A.C : Ce projet va expérimenter des méthodologies qui sont à construire et qui pourront s’adapter aux réserves naturelles, mais aussi aux autres espaces naturels protégés. Deux grands outils vont être déployés : le premier concerne les diagnostics de vulnérabilité. Comment mettre en évidence les priorités de travail, les composantes des réserves qui sont le plus sujettes à évolution face aux effets du changement climatique ? Pour ça, on va s’aider de méthodologie étrangères, le plus souvent anglo-saxonnes, qui n’ont pas encore fait l’objet de traduction et d’expérimentation en France. Il y aura donc dialogue et échange avec l’étranger.
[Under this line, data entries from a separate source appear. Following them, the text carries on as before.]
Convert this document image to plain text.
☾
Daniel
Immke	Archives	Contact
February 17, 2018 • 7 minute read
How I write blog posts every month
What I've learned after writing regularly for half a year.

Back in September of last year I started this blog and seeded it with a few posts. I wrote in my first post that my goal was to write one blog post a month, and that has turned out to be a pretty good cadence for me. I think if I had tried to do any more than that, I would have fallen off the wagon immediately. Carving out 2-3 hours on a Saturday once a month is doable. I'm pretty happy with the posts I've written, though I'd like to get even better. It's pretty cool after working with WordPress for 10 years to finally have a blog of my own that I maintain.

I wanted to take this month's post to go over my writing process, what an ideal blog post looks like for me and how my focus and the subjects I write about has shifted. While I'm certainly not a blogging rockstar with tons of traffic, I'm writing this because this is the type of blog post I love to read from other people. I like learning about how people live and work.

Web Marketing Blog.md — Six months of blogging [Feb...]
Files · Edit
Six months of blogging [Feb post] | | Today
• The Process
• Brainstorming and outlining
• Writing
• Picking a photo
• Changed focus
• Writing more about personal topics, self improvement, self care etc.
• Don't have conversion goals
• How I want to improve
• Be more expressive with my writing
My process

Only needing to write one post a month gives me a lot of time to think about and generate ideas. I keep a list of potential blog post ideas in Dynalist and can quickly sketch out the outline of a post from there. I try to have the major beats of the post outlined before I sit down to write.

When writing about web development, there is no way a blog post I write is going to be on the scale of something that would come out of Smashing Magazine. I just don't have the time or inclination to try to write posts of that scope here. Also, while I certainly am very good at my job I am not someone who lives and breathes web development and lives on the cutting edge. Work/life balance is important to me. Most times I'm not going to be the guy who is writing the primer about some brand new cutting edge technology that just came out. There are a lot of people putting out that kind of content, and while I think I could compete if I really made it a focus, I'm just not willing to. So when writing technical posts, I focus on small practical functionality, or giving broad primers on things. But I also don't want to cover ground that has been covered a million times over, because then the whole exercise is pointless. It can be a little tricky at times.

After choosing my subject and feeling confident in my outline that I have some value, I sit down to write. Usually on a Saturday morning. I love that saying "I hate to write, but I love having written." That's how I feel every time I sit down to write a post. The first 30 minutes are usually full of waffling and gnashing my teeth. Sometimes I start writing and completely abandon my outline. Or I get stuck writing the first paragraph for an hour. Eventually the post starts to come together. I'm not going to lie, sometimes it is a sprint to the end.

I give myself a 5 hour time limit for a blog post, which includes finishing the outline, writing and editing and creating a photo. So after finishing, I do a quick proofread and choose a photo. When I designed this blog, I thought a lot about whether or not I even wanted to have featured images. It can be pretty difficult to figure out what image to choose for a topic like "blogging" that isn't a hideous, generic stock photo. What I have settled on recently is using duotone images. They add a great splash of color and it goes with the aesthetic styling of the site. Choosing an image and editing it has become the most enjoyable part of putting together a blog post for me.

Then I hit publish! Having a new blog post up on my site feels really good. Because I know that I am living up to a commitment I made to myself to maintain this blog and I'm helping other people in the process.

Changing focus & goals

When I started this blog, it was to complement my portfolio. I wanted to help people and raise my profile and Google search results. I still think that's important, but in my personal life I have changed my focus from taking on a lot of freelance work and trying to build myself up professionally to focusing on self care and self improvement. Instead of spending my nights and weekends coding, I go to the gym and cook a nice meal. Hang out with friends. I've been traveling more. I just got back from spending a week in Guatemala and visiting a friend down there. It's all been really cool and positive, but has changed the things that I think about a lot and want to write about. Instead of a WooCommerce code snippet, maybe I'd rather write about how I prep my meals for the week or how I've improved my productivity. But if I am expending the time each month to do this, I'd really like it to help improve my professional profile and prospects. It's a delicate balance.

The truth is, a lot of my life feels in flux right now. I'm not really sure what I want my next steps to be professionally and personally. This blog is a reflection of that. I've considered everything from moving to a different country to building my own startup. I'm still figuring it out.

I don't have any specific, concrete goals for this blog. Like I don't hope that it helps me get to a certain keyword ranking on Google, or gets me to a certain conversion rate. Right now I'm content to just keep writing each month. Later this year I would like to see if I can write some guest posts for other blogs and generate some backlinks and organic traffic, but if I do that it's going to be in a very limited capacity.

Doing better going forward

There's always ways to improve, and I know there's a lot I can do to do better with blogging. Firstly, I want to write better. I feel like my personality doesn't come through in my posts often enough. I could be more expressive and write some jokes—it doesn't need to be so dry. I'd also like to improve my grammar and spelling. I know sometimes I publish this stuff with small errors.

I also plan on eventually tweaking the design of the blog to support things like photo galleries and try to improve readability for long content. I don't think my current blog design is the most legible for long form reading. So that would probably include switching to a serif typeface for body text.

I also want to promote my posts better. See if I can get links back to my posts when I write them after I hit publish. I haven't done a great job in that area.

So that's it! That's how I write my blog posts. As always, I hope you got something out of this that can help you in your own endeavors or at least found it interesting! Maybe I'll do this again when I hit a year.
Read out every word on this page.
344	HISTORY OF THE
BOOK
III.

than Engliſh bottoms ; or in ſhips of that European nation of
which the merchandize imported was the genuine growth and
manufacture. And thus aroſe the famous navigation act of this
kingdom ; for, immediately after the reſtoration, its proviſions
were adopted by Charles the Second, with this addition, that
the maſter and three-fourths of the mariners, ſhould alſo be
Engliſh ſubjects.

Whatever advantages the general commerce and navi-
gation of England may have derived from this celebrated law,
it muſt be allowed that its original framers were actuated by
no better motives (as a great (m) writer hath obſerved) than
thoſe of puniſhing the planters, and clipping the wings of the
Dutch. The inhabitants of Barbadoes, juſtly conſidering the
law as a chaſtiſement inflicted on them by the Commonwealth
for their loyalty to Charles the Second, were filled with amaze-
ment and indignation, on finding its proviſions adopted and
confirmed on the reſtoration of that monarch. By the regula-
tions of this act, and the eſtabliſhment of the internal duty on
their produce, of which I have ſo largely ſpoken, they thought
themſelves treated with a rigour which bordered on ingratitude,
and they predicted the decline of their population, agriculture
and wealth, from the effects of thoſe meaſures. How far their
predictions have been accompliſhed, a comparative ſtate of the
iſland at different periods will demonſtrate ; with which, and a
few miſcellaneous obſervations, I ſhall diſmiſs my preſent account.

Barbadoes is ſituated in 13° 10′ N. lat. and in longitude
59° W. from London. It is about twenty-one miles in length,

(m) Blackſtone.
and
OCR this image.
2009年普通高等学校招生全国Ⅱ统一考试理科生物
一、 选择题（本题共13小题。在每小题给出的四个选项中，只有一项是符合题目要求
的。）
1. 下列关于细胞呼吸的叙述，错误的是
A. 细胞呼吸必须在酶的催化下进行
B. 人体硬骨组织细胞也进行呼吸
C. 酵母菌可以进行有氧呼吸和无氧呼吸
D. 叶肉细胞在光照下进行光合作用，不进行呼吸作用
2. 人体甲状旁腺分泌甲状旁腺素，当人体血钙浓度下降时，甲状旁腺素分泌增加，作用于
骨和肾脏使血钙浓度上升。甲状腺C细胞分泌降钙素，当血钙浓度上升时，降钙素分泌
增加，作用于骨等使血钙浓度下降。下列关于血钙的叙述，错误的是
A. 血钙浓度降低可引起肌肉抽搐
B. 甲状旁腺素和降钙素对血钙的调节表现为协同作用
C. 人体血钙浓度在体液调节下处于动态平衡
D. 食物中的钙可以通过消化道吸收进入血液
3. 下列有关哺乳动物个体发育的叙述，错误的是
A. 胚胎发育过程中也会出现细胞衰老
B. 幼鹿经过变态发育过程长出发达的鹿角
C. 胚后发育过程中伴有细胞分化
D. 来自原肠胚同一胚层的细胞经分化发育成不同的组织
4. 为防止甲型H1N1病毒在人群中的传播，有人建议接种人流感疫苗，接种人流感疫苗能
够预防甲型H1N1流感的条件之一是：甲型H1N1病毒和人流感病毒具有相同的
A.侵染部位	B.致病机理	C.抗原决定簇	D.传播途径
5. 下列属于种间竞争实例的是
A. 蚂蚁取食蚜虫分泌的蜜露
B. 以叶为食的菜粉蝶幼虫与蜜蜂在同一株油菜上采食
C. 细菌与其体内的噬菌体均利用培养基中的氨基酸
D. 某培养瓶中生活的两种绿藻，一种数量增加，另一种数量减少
RNF a demandé au Muséum national d’Histoire naturelle, qui est partenaire du LIFE, de faire une synthèse des méthodologies de diagnostic de vulnérabilité existantes et d’en déduire une méthodologie adaptée aux besoins français avec les gestionnaires de six réserves naturelles pilotes. Elle sera expérimentée sur deux ans. Le deuxième outil, à partir des conclusions des diagnostics de vulnérabilité, vise à aider les gestionnaires à développer leurs « plans d’adaptation » au sein de leurs plans de gestion. Il s’agira d’une série de mesures qui s’inscrivent dans l’adaptation des espaces naturels protégés aux évolutions climatiques. Il y aura de l’innovation, mais on aimerait voir émerger une nouvelle vision du territoire, moins statique, afin que les gestionnaires adaptent également les mesures de gestion actuelles, de manière à ce qu’elles prennent en compte ces enjeux. Afin que la communauté de gestionnaires et d’experts puisse se former à la gestion adaptative sur la base de nos résultats, il y aura publication de guides, accessibles sur Internet. Mais on souhaite aller plus loin en utilisant les nouvelles technologies : pour cela, on va travailler avec Tela Botanica, qui développe des outils informatiques d’animation de communautés de gestionnaires et de formation « e-learning », sur les thématiques mentionnées. Pour conclure, je dirai que ce projet, qui a le soutien du Ministère de la Transition écologique et solidaire et de l’Agence Française pour la Biodiversité (AFB), est à ce jour le seul au monde à se pencher sur la gestion adaptative…
ANES : La Commission Européenne vient de proposer d’augmenter de près de 60% les financements des programmes LIFE. Pensez-vous que le budget alloué à la protection de l’environnement en France suive cette tendance encourageante ?
A.C : Cette augmentation de 60% du budget LIFE est salutaire, mais après, il faut réussir à mobiliser ces financements… La Commission Européenne co-finance à 60%, ce qui fait que 40% restent à trouver… Concernant le budget de la France pour la protection de l’environnement, il est clair qu’aujourd’hui, les moyens ne sont pas à la hauteur des enjeux. On pensait que la création de l’AFB permettrait la mobilisation de moyens supplémentaires et la mise en place de nouvelles mesures, mais ce n’est pas le cas pour l’instant. Il y a même un effet inverse pénalisant pour les espaces naturels protégés, les plans de gestion sont difficilement mis en place. Nous attendons de connaître les propositions de Nicolas Hulot dans son futur plan biodiversité. Nous espérons qu’il pourra négocier avec ses partenaires gouvernementaux une enveloppe exceptionnelle et des mesures pérennes pour la suite.